We now study text classification using computer science papers from the Cora dataset. The task is to discriminate machine learning from networking papers. We select 812 papers written before 1996 from both classes as training examples and 1285 papers written after 1996 as test examples. For parameter tuning we apply an additional time split on the training data; we train on the papers written before 1995 and tune on papers written 1995. Title and abstract are transformed into TFIDF vectors; the number of distinct words is 40,000. We again use linear kernels (rank analysis verifies the universal kernel property) and average the results over 20-640 random test samples for different sizes (1024-32) of test sets. The resulting 1-AUC risk is shown in figure 9.1 (top right). The average absolute AUC of the i.i.d. classifier is 0.998. The methods based on discriminative density estimates significantly outperform all other methods. Kernel mean matching is not displayed because its average performance lies far below the i.i.d. baseline. The integrated models reduce the 1-AUC risk by 15% for 1024 test examples; for a larger number of test examples (128-1024) they perform slightly better than the two-step decomposition.

In a third set of experiments we study the problem of detecting land mines using the data set of Xue et al. [2007]. The collection contains data of 29 minefields in different regions. Binary labels (land mine or safe ground) and nine dimensional feature vectors extracted from radar images are provided. There are about 500 examples for each minefield. Each of the fields has a distinct distribution of input patterns, varying from highly foliated to desert areas.

We enumerate all 29 × 28 pairs of minefields, using one field as training, and the other as test data. For tuning we hold out 4 of the 812 pairs. Results are increases over the i.i.d. baseline, averaged over all 29 × 28 − 4 combinations. We use RBF kernels with variance *σ*^{2} = 0.3 for all methods. The results are displayed in figure 9.1 (bottom left). The average absolute AUC of the i.i.d. baseline is 0.64 with a standard deviation of 0.07; note that the error bars are much smaller than the absolute standard deviation because they indicate the standard error of the *differences* from the i.i.d. baseline.

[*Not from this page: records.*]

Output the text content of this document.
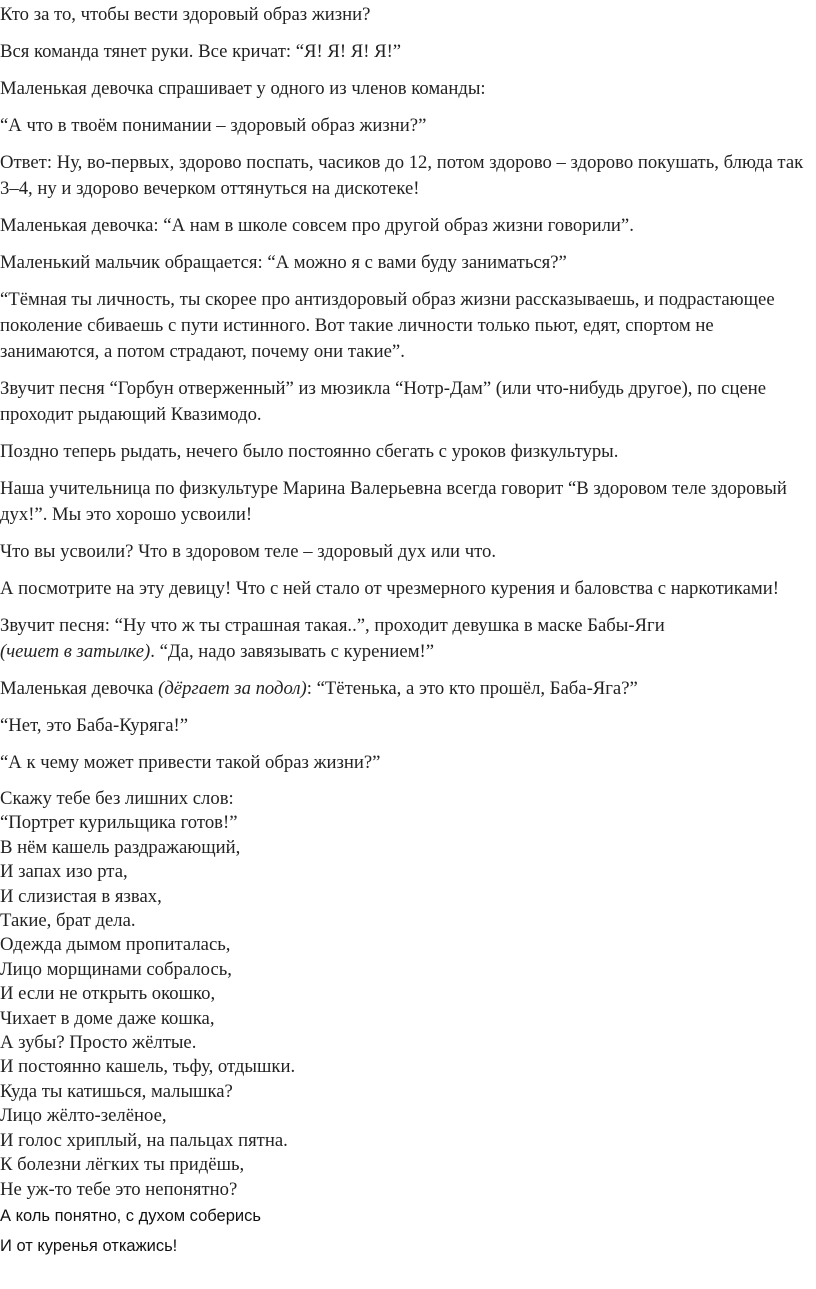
Кто за то, чтобы вести здоровый образ жизни?

Вся команда тянет руки. Все кричат: “Я! Я! Я! Я!”

Маленькая девочка спрашивает у одного из членов команды:

“А что в твоём понимании – здоровый образ жизни?”

Ответ: Ну, во-первых, здорово поспать, часиков до 12, потом здорово – здорово покушать, блюда так 3–4, ну и здорово вечерком оттянуться на дискотеке!

Маленькая девочка: “А нам в школе совсем про другой образ жизни говорили”.

Маленький мальчик обращается: “А можно я с вами буду заниматься?”

“Тёмная ты личность, ты скорее про антиздоровый образ жизни рассказываешь, и подрастающее поколение сбиваешь с пути истинного. Вот такие личности только пьют, едят, спортом не занимаются, а потом страдают, почему они такие”.

Звучит песня “Горбун отверженный” из мюзикла “Нотр-Дам” (или что-нибудь другое), по сцене проходит рыдающий Квазимодо.

Поздно теперь рыдать, нечего было постоянно сбегать с уроков физкультуры.

Наша учительница по физкультуре Марина Валерьевна всегда говорит “В здоровом теле здоровый дух!”. Мы это хорошо усвоили!

Что вы усвоили? Что в здоровом теле – здоровый дух или что.

А посмотрите на эту девицу! Что с ней стало от чрезмерного курения и баловства с наркотиками!

Звучит песня: “Ну что ж ты страшная такая..”, проходит девушка в маске Бабы-Яги (чешет в затылке). “Да, надо завязывать с курением!”

Маленькая девочка (дёргает за подол): “Тётенька, а это кто прошёл, Баба-Яга?”

“Нет, это Баба-Куряга!”

“А к чему может привести такой образ жизни?”

Скажу тебе без лишних слов:
“Портрет курильщика готов!”
В нём кашель раздражающий,
И запах изо рта,
И слизистая в язвах,
Такие, брат дела.
Одежда дымом пропиталась,
Лицо морщинами собралось,
И если не открыть окошко,
Чихает в доме даже кошка,
А зубы? Просто жёлтые.
И постоянно кашель, тьфу, отдышки.
Куда ты катишься, малышка?
Лицо жёлто-зелёное,
И голос хриплый, на пальцах пятна.
К болезни лёгких ты придёшь,
Не уж-то тебе это непонятно?
А коль понятно, с духом соберись
И от куренья откажись!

For this problem, the integrated exponential model classifier and kernel mean matching significantly outperform all other methods on average. Integrated logistic regression and two-stage logistic regression are still significantly better than the i.i.d. baseline except for 32 test examples. We assume that the nonconvex integrated logistic regression is inferior to the convex integrated exponential model method because it runs into unfavorable local optima. (p.176)

# 9.10 Conclusion

We derived a discriminative model for learning under differing training and test distributions. The contribution of each training instance to the optimization problem ideally needs to be weighted with their test-to-training density ratio. We show that this ratio can be expressed – without modeling either training or test density - by a discriminative model that characterizes how much more likely an instance is to occur in the test sample than it is to occur in the training sample.

When Bayesian model averaging is unfeasible and the Bayes decision is unattainable, then one can choose the joint MAP hypothesis of both the parameters of the test-to-training model and the final classifier. Optimizing these dependent parameters sequentially incurs an additional approximation compared to solving the joint optimization problem.

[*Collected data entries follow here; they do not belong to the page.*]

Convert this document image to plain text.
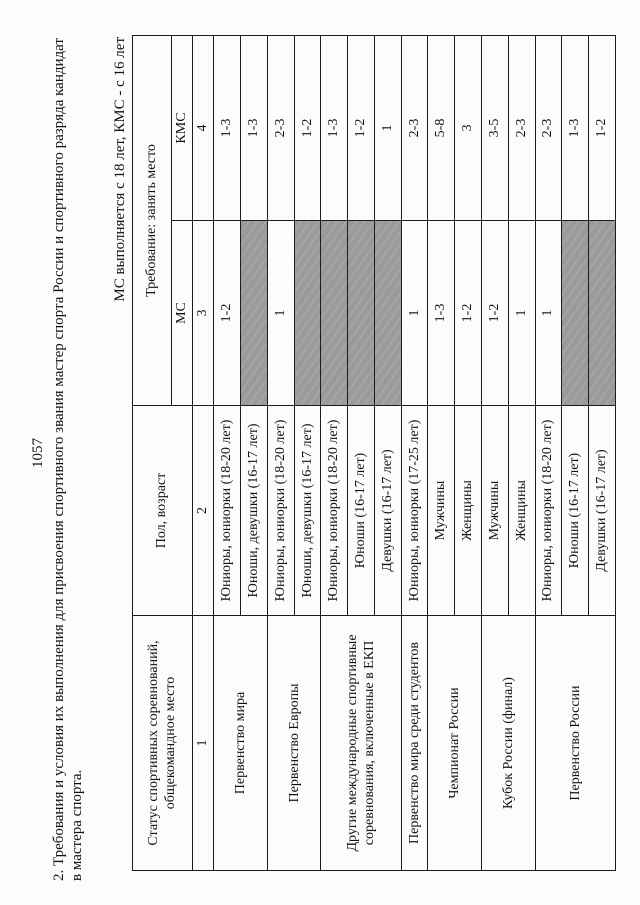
1057 2. Требования и условия их выполнения для присвоения спортивного звания мастер спорта России и спортивного разряда кандидат в мастера спорта.
МС выполняется с 18 лет, КМС - с 16 лет
Статус спортивных соревнований, общекомандное место	Пол, возраст	Требование: занять место	
		МС	КМС
1	2	3	4
Первенство мира	Юниоры, юниорки (18-20 лет)	1-2	1-3
	Юноши, девушки (16-17 лет)		1-3
Первенство Европы	Юниоры, юниорки (18-20 лет)	1	2-3
	Юноши, девушки (16-17 лет)		1-2
Другие международные спортивные соревнования, включенные в ЕКП	Юниоры, юниорки (18-20 лет)		1-3
	Юноши (16-17 лет)		1-2
	Девушки (16-17 лет)		1
Первенство мира среди студентов	Юниоры, юниорки (17-25 лет)	1	2-3
Чемпионат России	Мужчины	1-3	5-8
	Женщины	1-2	3
Кубок России (финал)	Мужчины	1-2	3-5
	Женщины	1	2-3
Первенство России	Юниоры, юниорки (18-20 лет)	1	2-3
	Юноши (16-17 лет)		1-3
	Девушки (16-17 лет)		1-2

We derived a primal and a kernelized Newton gradient descent procedure for the joint optimization problem. Theorem 9.4 specifies the condition for the convexity of optimization problem 9.3. Checking the condition using popular loss functions as models of the negative log-likelihoods reveals that optimization problem 9.3 is only convex with exponential loss.

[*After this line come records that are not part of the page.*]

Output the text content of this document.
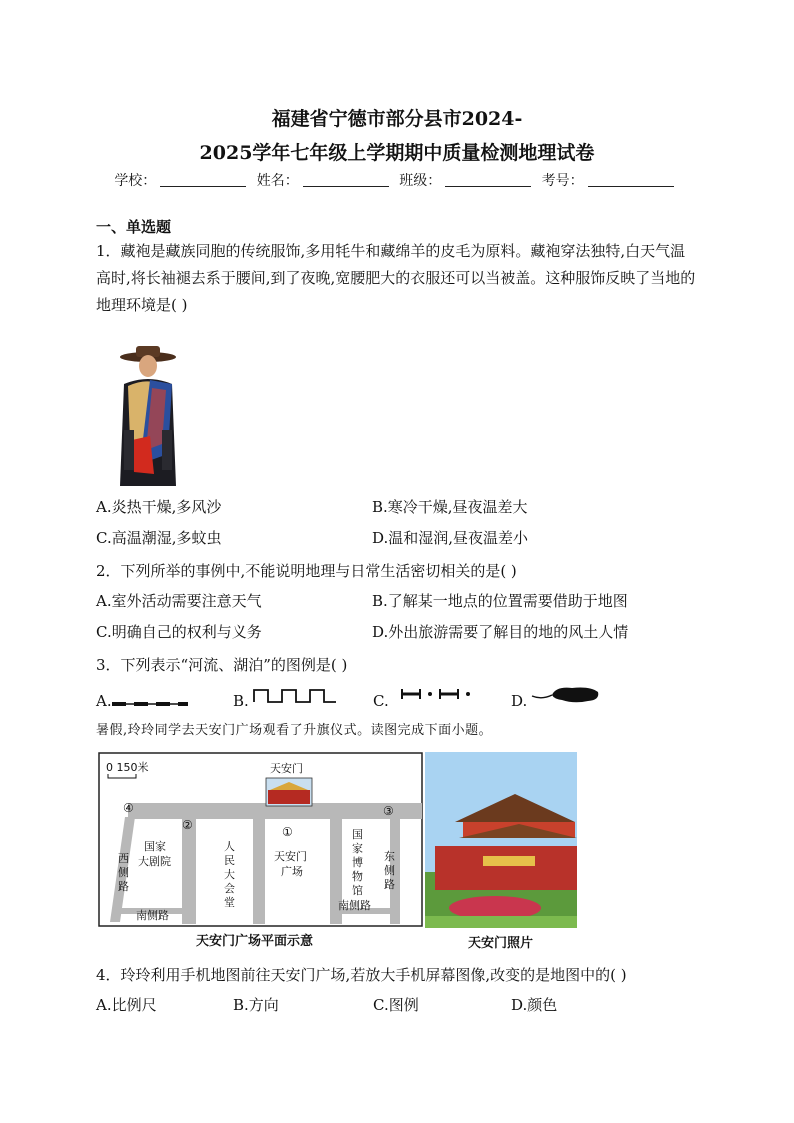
福建省宁德市部分县市2024-
2025学年七年级上学期期中质量检测地理试卷
学校：	姓名：	班级：	考号：
一、单选题
1．藏袍是藏族同胞的传统服饰,多用牦牛和藏绵羊的皮毛为原料。藏袍穿法独特,白天气温高时,将长袖褪去系于腰间,到了夜晚,宽腰肥大的衣服还可以当被盖。这种服饰反映了当地的地理环境是( )
A.炎热干燥,多风沙	B.寒冷干燥,昼夜温差大
C.高温潮湿,多蚊虫	D.温和湿润,昼夜温差小
2．下列所举的事例中,不能说明地理与日常生活密切相关的是( )
A.室外活动需要注意天气	B.了解某一地点的位置需要借助于地图
C.明确自己的权利与义务	D.外出旅游需要了解目的地的风土人情
3．下列表示“河流、湖泊”的图例是( )
A.	B.	C.	D.
暑假,玲玲同学去天安门广场观看了升旗仪式。读图完成下面小题。
0 150米	天安门
④
②
③
①
国家 大剧院
西侧路
人民大会堂
天安门 广场
国家博物馆
东侧路
南侧路
南侧路
天安门广场平面示意	天安门照片
4．玲玲利用手机地图前往天安门广场,若放大手机屏幕图像,改变的是地图中的( )
A.比例尺	B.方向	C.图例	D.颜色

(p.177) Empirically, we found that the models with discriminative density estimates outperform the i.i.d. baseline and the kernel density estimated model in almost all cases. For spam filtering the integrated and the two-step models perform similarly well. For land mine detection the convex integrated exponential model classifier and kernel mean matching significantly outperform all other methods.